Oh how frustrating this is. And I've observed this as a trend recently. When I'm talking with someone, often times they will step on the last 2-3 words of my sentence and talk over me without extending to me the courtesy of finishing my sentence. Has this ever happened to you? Annoying, isn't it?


Reporters and TV talk show hosts do it all the time. It is especially prevalent among Type A personalities.


Let your interviewer finish making their point, pause for 1-2 seconds; then, respond to their question or add to the conversation.


7. Sit up straight and lean slightly forward


I can't tell you the number of times hiring managers have rejected good candidates because, they were too laid back in their interview...literally. This is unexpectedly true for candidates under 30 years old, you’re supposed to be young and agile, come on.


Disgracefully, older job seekers too, are often prejudged as lacking in drive and ambition; however, younger job seekers need to also be on guard against being too casual or relaxed.


Sitting up straight and leaning slightly forward sends the following non-verbal signal: I'm listening intently. I'm interested in what you have to say. I have a lot of energy and I'm ready to go to work.


It's hard to believe that in a few seconds you can make this kind of impression, but it's true. So ignore this slice of interview etiquette at your own peril.


8. Take notes during your interview


Bring a professional looking binder with you so you can jot down a few notes during your interview. This conveys a sincere interest in what your interviewers have to say, and gives you a chance to jot down a question to ask at the appropriate time.


When I say a professional looking binder, I'm not talking about a cheap 3 ring binder like you carried around in secondary school or the one that was distributed at Sade weds Tobi. Invest in a leather binder that looks first class. Also, don't use an IPad or electronic tablet to take notes unless you're applying for a programmer or other IT position.


The other nice thing about having a professional binder on your lap is you can use it as a cheat sheet if you're nervous. Prior to your interview you should have a few key phrases written down to help you if you get stuck and your short list of appropriate questions to ask them.


Lastly, you can keep handy your your professional references and copies of your resume/CV in case they ask you for them. If a hiring manager asks you for your professional references during your interview, this is definitely a buying signal.


9. Pursue the job even if your interview is going badly


You might be enduring an awful interview experience quietly thinking to yourself, this is the last place I'd ever want to work...get me out of here!


Best advice I can give you is be professional and finish what you started to the best of your ability. No one has a gun to your head to take this job.
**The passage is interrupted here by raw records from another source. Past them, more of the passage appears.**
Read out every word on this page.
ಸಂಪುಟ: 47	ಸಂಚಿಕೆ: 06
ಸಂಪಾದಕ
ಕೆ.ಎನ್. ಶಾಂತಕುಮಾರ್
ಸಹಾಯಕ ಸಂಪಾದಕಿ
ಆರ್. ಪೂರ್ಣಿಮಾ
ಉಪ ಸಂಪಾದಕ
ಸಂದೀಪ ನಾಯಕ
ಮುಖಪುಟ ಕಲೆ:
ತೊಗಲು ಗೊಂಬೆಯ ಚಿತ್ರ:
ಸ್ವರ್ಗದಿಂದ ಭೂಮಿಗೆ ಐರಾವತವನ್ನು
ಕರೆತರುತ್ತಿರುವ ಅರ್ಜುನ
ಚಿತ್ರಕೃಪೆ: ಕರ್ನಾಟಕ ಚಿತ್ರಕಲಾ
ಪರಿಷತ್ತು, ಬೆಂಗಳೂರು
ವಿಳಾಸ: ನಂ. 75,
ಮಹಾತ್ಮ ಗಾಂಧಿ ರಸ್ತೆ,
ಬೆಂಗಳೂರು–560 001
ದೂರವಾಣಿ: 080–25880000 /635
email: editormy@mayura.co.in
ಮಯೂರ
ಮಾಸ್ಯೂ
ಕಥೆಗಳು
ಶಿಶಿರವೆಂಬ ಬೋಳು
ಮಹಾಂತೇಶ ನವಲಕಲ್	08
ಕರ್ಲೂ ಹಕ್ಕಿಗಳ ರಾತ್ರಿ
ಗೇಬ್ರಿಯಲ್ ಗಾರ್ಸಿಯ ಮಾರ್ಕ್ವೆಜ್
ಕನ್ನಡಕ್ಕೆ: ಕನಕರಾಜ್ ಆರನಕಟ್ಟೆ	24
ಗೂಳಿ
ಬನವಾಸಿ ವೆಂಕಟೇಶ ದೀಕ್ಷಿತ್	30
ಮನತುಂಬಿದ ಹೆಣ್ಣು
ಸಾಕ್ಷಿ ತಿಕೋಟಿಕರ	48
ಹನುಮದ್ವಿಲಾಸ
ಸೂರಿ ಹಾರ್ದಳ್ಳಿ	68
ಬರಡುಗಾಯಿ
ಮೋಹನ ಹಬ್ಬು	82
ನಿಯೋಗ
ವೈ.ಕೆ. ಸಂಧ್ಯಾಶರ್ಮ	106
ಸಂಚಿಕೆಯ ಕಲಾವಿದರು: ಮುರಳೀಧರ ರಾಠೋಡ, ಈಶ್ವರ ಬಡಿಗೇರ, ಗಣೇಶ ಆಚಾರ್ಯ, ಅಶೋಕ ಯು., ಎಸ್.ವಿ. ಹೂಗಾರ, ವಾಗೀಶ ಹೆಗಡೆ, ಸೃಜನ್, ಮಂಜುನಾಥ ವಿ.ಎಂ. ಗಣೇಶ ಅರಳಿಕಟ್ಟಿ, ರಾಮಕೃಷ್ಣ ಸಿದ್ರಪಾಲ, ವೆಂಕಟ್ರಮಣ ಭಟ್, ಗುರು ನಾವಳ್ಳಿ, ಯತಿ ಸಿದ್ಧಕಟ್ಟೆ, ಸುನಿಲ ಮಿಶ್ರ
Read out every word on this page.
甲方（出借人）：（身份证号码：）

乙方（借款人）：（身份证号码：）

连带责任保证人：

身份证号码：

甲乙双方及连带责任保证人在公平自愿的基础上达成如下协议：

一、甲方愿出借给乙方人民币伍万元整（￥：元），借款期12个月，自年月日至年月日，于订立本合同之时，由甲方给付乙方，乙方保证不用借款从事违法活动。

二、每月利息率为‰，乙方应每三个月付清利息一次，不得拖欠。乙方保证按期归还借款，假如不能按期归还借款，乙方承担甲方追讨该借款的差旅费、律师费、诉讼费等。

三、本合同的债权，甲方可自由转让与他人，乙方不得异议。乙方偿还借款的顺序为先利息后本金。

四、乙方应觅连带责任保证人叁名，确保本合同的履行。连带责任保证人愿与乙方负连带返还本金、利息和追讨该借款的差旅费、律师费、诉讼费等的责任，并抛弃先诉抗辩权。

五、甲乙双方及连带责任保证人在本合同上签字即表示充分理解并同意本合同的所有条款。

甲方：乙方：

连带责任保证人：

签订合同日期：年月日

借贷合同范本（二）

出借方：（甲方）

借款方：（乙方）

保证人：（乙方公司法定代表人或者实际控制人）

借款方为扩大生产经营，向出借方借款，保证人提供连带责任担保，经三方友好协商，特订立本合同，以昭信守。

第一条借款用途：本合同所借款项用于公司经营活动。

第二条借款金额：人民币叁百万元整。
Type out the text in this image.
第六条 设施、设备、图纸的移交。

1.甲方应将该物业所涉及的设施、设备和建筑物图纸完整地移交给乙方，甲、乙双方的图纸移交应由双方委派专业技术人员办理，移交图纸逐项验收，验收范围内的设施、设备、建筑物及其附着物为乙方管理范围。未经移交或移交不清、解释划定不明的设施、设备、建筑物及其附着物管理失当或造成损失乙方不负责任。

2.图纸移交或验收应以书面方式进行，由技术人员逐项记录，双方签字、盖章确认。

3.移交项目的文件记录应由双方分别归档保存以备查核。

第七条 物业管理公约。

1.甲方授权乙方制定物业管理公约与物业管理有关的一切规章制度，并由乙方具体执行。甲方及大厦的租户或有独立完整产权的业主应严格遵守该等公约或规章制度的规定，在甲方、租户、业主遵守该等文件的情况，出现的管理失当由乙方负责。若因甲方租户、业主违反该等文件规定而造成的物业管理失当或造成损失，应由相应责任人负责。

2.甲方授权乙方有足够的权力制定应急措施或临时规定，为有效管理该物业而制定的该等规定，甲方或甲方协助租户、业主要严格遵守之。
You're in the driver's seat because you can always withdraw from the process or turn down an offer.


As a general rule, wait until you have all the facts before making your final judgment about an individual or a company.


You never know who you are going to meet or how a total stranger might positively affect your career downstream. Leave people with a positive impression of you. It could pay dividends in the future.


10. Your interview is not over until the firm is no longer in sight.


This is pertaining to conduct and behavior. I've known hiring managers to watch candidates from their office window as they exit the building and get into their car. People can do some pretty outrageous things like spitting, lighting up a cigarette, changing clothing, yapping on their phones for 20 minutes while leaning on their car and other things you would not believe.


So, stay in professional mode until you are out of sight. Also, you may also be observed arriving for your interview. Be very aware.


11. Arrive 15 minutes early...but no sooner


Obviously you never want to be late for your interview; however, did you know that arriving too early could be annoying to employers? Their reaction could be something along the lines of ‘I mean, you don’t have the job yet, what audacity?!’ So be discerning in your punctuality.


12. Promptly send a thank you note after your interview


This is a MUST on your job interview etiquette list. Not only is this a common courtesy, but it also keeps your name in front of the mind of those who interviewed you.